Marijuana Legislation in Texas
Texas is starting to catch up to other states that have decriminalized marijuana. Well, hopefully. On Friday of last week the Texas House of Representatives passed HB 441 (with a vote of 88 to 40) which would essentially decriminalize a small amount of cannabis. The bill would make the possession of up to one ounce of pot a Class ‘C’ Misdemeanor, which means no jail time. This bill also prevents police from arresting anyone with less than one ounce.
A 2020 report from the American Civil Liberties Union showed that African Americans in Texas were 2.6 times more likely to be arrested for cannabis possession in 2018 compared to Whites, even though both groups use the drug similarly nationwide. In both 2018 and 2019, around 30% of those arrested for marijuana possession in Texas were African American despite making up only 12% of the population. This problem is seen throughout the US, but bills like this are definitely a step in the right direction.
Heather Fazio, president of Texans for Responsible Marijuana Policy said, “Texas cannabis bills are on the move and it’s exciting to see bipartisan support for HB 441, which has been carefully crafted to eliminate the threat of arrest and jail time for marijuana possession. Advocates are already gearing up for action in the Senate. If given a fair shot, HB 441 could earn enough support to pass into law.” We appreciate all marijuana enthusiasts who promote cannabis activism throughout the country.
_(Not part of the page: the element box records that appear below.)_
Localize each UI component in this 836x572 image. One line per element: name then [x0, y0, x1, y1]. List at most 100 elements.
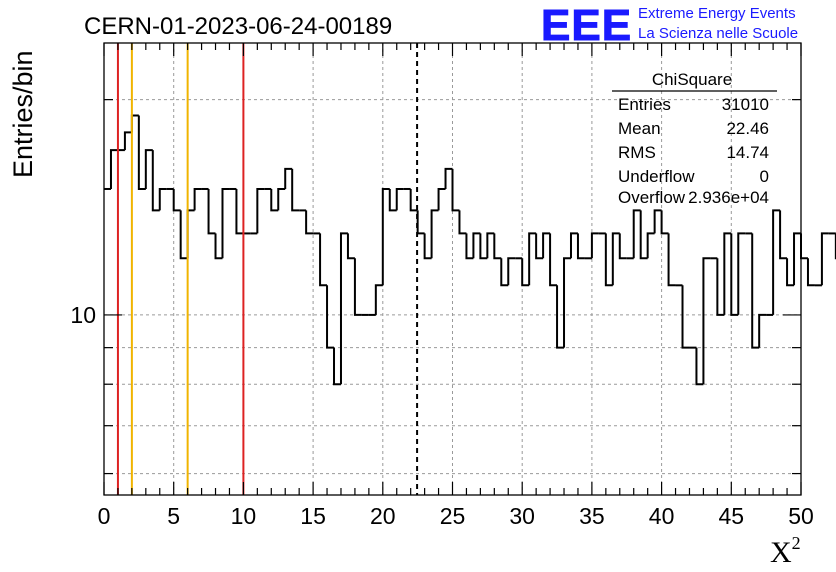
histogram-bin [388, 188, 397, 212]
x-tick-label: 35 [579, 503, 605, 529]
logo-line-1: Extreme Energy Events [638, 5, 796, 22]
histogram-bin [207, 188, 216, 235]
histogram-bin [737, 232, 746, 315]
eee-logo-text: EEE [541, 1, 632, 50]
histogram-bin [353, 258, 362, 316]
histogram-bin [319, 233, 328, 287]
histogram-bin [730, 233, 739, 316]
histogram-bin [256, 187, 265, 234]
chart-title: CERN-01-2023-06-24-00189 [84, 13, 392, 40]
y-tick-label: 10 [70, 302, 96, 328]
histogram-bin [193, 187, 202, 211]
stats-label-entries: Entries [618, 95, 671, 114]
histogram-bin [333, 347, 341, 386]
eee-logo: EEE Extreme Energy Events La Scienza nel… [541, 1, 799, 51]
stats-label-underflow: Underflow [618, 167, 695, 186]
histogram-bin [305, 210, 314, 235]
histogram-bin [339, 232, 348, 385]
histogram-bin [507, 257, 516, 286]
histogram-bin [437, 187, 446, 211]
stats-label-overflow: Overflow [618, 188, 686, 207]
logo-line-2: La Scienza nelle Scuole [638, 25, 798, 42]
x-tick-label: 15 [300, 503, 326, 529]
histogram-bin [221, 187, 230, 259]
histogram-bin [479, 233, 488, 260]
x-axis-label: X2 [770, 533, 801, 569]
histogram-bin [806, 258, 815, 287]
stats-value-overflow: 2.936e+04 [688, 188, 769, 207]
histogram-bin [214, 233, 223, 260]
histogram-bin [576, 233, 585, 260]
x-tick-label: 10 [231, 503, 257, 529]
histogram-bin [660, 210, 669, 235]
histogram-bin [535, 233, 544, 260]
histogram-bin [444, 167, 453, 189]
x-tick-label: 25 [440, 503, 466, 529]
histogram-bin [109, 149, 118, 189]
histogram-bin [667, 233, 676, 287]
histogram-bin [395, 187, 404, 211]
histogram-bin [556, 285, 565, 349]
histogram-bin [158, 187, 167, 211]
stats-value-mean: 22.46 [726, 119, 769, 138]
histogram-bin [820, 232, 829, 286]
histogram-bin [423, 233, 432, 260]
histogram-bin [409, 188, 418, 212]
histogram-bin [542, 232, 551, 259]
histogram-bin [144, 149, 153, 189]
stats-label-mean: Mean [618, 119, 661, 138]
x-tick-label: 45 [719, 503, 745, 529]
stats-title: ChiSquare [652, 70, 732, 89]
x-tick-label: 40 [649, 503, 675, 529]
stats-value-rms: 14.74 [726, 143, 769, 162]
x-tick-label: 0 [98, 503, 111, 529]
x-tick-label: 5 [167, 503, 180, 529]
histogram-bin [451, 168, 460, 212]
histogram-bin [374, 284, 383, 315]
histogram-bin [346, 233, 355, 260]
stats-value-underflow: 0 [760, 167, 769, 186]
histogram-bin [284, 167, 293, 189]
histogram-bin [277, 187, 286, 211]
histogram-bin [751, 233, 760, 349]
histogram-bin [695, 347, 704, 386]
histogram-bin [172, 188, 181, 212]
y-axis-label: Entries/bin [8, 50, 38, 178]
histogram-bin [472, 232, 481, 259]
histogram-bin [528, 232, 537, 286]
axis-ticks: 0 5 10 15 20 25 30 35 40 45 50 10 [70, 43, 814, 529]
histogram-bin [500, 258, 509, 287]
histogram-bin [786, 258, 795, 287]
histogram-bin [793, 232, 801, 286]
stats-box: ChiSquare Entries 31010 Mean 22.46 RMS 1… [612, 70, 777, 207]
histogram-bin [639, 210, 648, 260]
histogram-bin [291, 168, 300, 212]
histogram-bin [270, 188, 279, 212]
threshold-lines [116, 43, 419, 495]
histogram-bin [590, 232, 599, 259]
histogram-bin [458, 210, 467, 235]
histogram-bin [326, 285, 335, 349]
histogram-bin [681, 285, 690, 349]
histogram-bin [779, 210, 788, 260]
histogram-bin [618, 233, 627, 260]
histogram-bin [430, 209, 439, 259]
x-tick-label: 50 [788, 503, 814, 529]
histogram-bin [123, 131, 132, 151]
stats-value-entries: 31010 [722, 95, 769, 114]
histogram-bin [465, 233, 474, 260]
histogram-bin [493, 233, 502, 260]
histogram-bin [549, 233, 558, 287]
histogram-bin [521, 258, 530, 287]
histogram-bin [702, 257, 711, 385]
histogram-bin [151, 150, 160, 212]
histogram-bin [653, 209, 662, 234]
histogram-bin [716, 258, 725, 316]
histogram-bin [772, 209, 781, 315]
histogram-bin [563, 257, 571, 348]
histogram-bin [646, 232, 655, 259]
histogram-bin [235, 188, 244, 235]
histogram-series [104, 114, 836, 386]
histogram-bin [611, 232, 620, 286]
The Hardships With Marijuana Legalization in Texas
The biggest challenge ahead of HB 441 is the Senate vote. As previously stated, there was a similar bill that passed the House in 2019 but did not pass the Senate. This was because of Lt. Gov. Dan Patrick (R), who presides over the Senate. He has continued to kill efforts to reform cannabis laws in the state, raising the question, “Will this pass in the Senate?”
The Lt. Governor was once quoted as saying, “We’re always listening on the health issues, but we’re not going to turn this into California, where anybody can get a slip from the doctor and go down to some retail store and say, ‘You know, I got a headache today so I need marijuana,’ because that’s just a veil for legalizing it for recreational use.” And it doesn’t seem his mind has changed much on the issue, but we can certainly hope he’ll come around.